A perda dos direitos de parentalidade não pode continuar a ser mais um dos medos que impede as mulheres de se libertarem de relações abusivas.

Na primeira semana do ano, o Tribunal de Cascais começou a julgar um homem por crimes de violência doméstica contra a ex-companheira. Este caso chegou à comunicação, não apenas como mais uma ilustração da violência de género que continua a agredir e a matar as mulheres em Portugal, mas como um exemplo do mau funcionamento da justiça no que se refere à proteção devida às mulheres que têm a coragem de denunciar os seus agressores. É inadmissível que no processo de regulação das responsabilidades parentais tenha sido atribuída ao pai a guarda provisória das filhas de ambos, dado a denúncia do crime de violência ter levado o tribunal a ordenar a colocação de pulseira eletrónica para que o agressor, agora em julgamento, não se aproxime da vítima. A pulseira eletrónica é uma alternativa à prisão preventiva do agressor mas não pode ser um livre trânsito para continuar a vitimizar as mulheres.
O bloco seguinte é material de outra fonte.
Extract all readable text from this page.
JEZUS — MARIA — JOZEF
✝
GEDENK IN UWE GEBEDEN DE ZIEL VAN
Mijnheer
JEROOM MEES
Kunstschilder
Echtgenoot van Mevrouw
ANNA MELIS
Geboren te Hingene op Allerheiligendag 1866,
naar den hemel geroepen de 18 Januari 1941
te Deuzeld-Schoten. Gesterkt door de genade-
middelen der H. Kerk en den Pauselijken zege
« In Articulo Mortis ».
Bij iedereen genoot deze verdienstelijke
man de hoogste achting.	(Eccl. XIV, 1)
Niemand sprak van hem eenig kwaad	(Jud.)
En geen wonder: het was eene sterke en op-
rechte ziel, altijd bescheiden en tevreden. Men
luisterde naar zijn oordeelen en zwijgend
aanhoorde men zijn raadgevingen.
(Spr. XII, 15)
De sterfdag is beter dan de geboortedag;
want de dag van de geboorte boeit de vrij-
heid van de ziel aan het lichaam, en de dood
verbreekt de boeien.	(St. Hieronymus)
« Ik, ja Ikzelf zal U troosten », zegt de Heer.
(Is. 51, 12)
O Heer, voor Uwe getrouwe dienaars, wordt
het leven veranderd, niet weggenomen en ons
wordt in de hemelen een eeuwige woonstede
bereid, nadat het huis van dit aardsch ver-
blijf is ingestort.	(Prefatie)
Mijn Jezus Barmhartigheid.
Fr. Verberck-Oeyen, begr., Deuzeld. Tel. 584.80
A violência doméstica é crime público, porque nós, enquanto sociedade, não aceitamos que a violência em relações de intimidade perpetue as desigualdades de poder entre mulheres e homens e exigimos a punição dos agressores. As associações de mulheres têm tido um papel fundamental na denúncia das violências machistas e têm produzido documentos que alertam para a importância dos Tribunais de Família acautelarem as situações de violência doméstica nas suas decisões.

A Associação Portuguesa de Mulheres Juristas – APMJ disponibiliza online vários documentos, incluindo um Guia de Boas Práticas, sobre os processos de regulação das responsabilidades parentais no âmbito da violência na família, onde diz claramente que a “violência na família constitui o reflexo da estrutura e da ideologia das sociedades patriarcais que definem um papel subordinado da mulher e um processo de socialização que perpetua a aceitação desse papel.” O guia vai ainda mais longe ao reconhecer que tal como socialmente não aceitamos a violência, como uma forma de gestão de conflitos, não podemos aceitar a violência como uma forma de resolução de disputas familiares.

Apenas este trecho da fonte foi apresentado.